Inspiré par l’expérience d’Antonin Baudry lors de son passage au Ministère des Affaires Etrangères entre 2002 et 2004, le récit, loin d’être un exutoire, montre au contraire la vie des hauts fonctionnaires comme elle se déroule, sans fard, avec ses coups de gueule et ses moments de grâce.
Pour Bertrand Tavernier, il était essentiel de garder cette vérité dans le film. “Je n’ai jamais voulu que le film soit cynique ou qu’il traite avec condescendance le sujet. J’aime tous les personnages de ce film : le chef de cabinet Maupas est un homme fascinant, il travaille 18h par jour et ne dilapide pas l’argent public. Quand on a ce genre de chose à l’esprit, on ne peut pas, et on ne veut pas, être irrespectueux”.

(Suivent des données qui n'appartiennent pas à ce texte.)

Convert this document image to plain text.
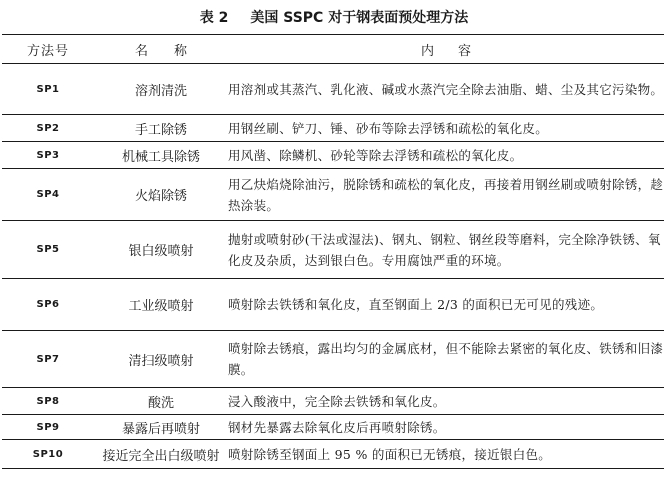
表 2 美国 SSPC 对于钢表面预处理方法
方法号	名称	内容
SP1	溶剂清洗	用溶剂或其蒸汽、乳化液、碱或水蒸汽完全除去油脂、蜡、尘及其它污染物。
SP2	手工除锈	用钢丝刷、铲刀、锤、砂布等除去浮锈和疏松的氧化皮。
SP3	机械工具除锈	用风凿、除鳞机、砂轮等除去浮锈和疏松的氧化皮。
SP4	火焰除锈	用乙炔焰烧除油污，脱除锈和疏松的氧化皮，再接着用钢丝刷或喷射除锈，趁热涂装。
SP5	银白级喷射	抛射或喷射砂(干法或湿法)、钢丸、钢粒、钢丝段等磨料，完全除净铁锈、氧化皮及杂质，达到银白色。专用腐蚀严重的环境。
SP6	工业级喷射	喷射除去铁锈和氧化皮，直至钢面上 2/3 的面积已无可见的残迹。
SP7	清扫级喷射	喷射除去锈痕，露出均匀的金属底材，但不能除去紧密的氧化皮、铁锈和旧漆膜。
SP8	酸洗	浸入酸液中，完全除去铁锈和氧化皮。
SP9	暴露后再喷射	钢材先暴露去除氧化皮后再喷射除锈。
SP10	接近完全出白级喷射	喷射除锈至钢面上 95 % 的面积已无锈痕，接近银白色。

Et que dire de Thierry Lhermitte ? On est amusé par ce ministre qui cherche ans cesse à conjuguer son amour pour la littérature à ses discours. Bien sûr, on ressent de la compassion pour Arthur qui arrive au milieu de toute cette effervescence diplomatique, marquée par la crise du Ludménistan, qui fait clairement référence au début de la Guerre en Irak en 2003.
Mais c’est justement dans cette pagaille que Tavernier trouve la matière de son film, notamment lors du discours final du film, faisant référence à celui de Dominique de Villepin à l’ONU contre la guerre en Irak : “Ce discours naît au milieu du chaos, c’est extraordinaire, rien n’a jamais été aussi fort dans la politique française après ce moment”, estime le réalisateur.
On pourrait penser qu’exposer les méthodes de travail de hauts diplomates était risqué pour Antonin Baudry. Mais il n’en est rien. “Tout le monde a adoré la BD au Quai d’Orsay : ils ont pensé que c’était très proche de la réalité”. On raconte même que Dominique de Villepin a aimé aussi.
Le film a été très bien accueilli en France, où, lors de sa première semaine d’exploitation, il a fait plus de 370 000 entrées) et au Canada, à la surprise de Tavernier lui-même. Et aux Etats-Unis, où il sort le 21 mars ? “Ce n’est pas mon travail de savoir comment va être reçu le film ici, je réalise des films, je ne suis pas une diseuse de bonne aventure. Bien sûr j’espère qu’il sera apprécié”.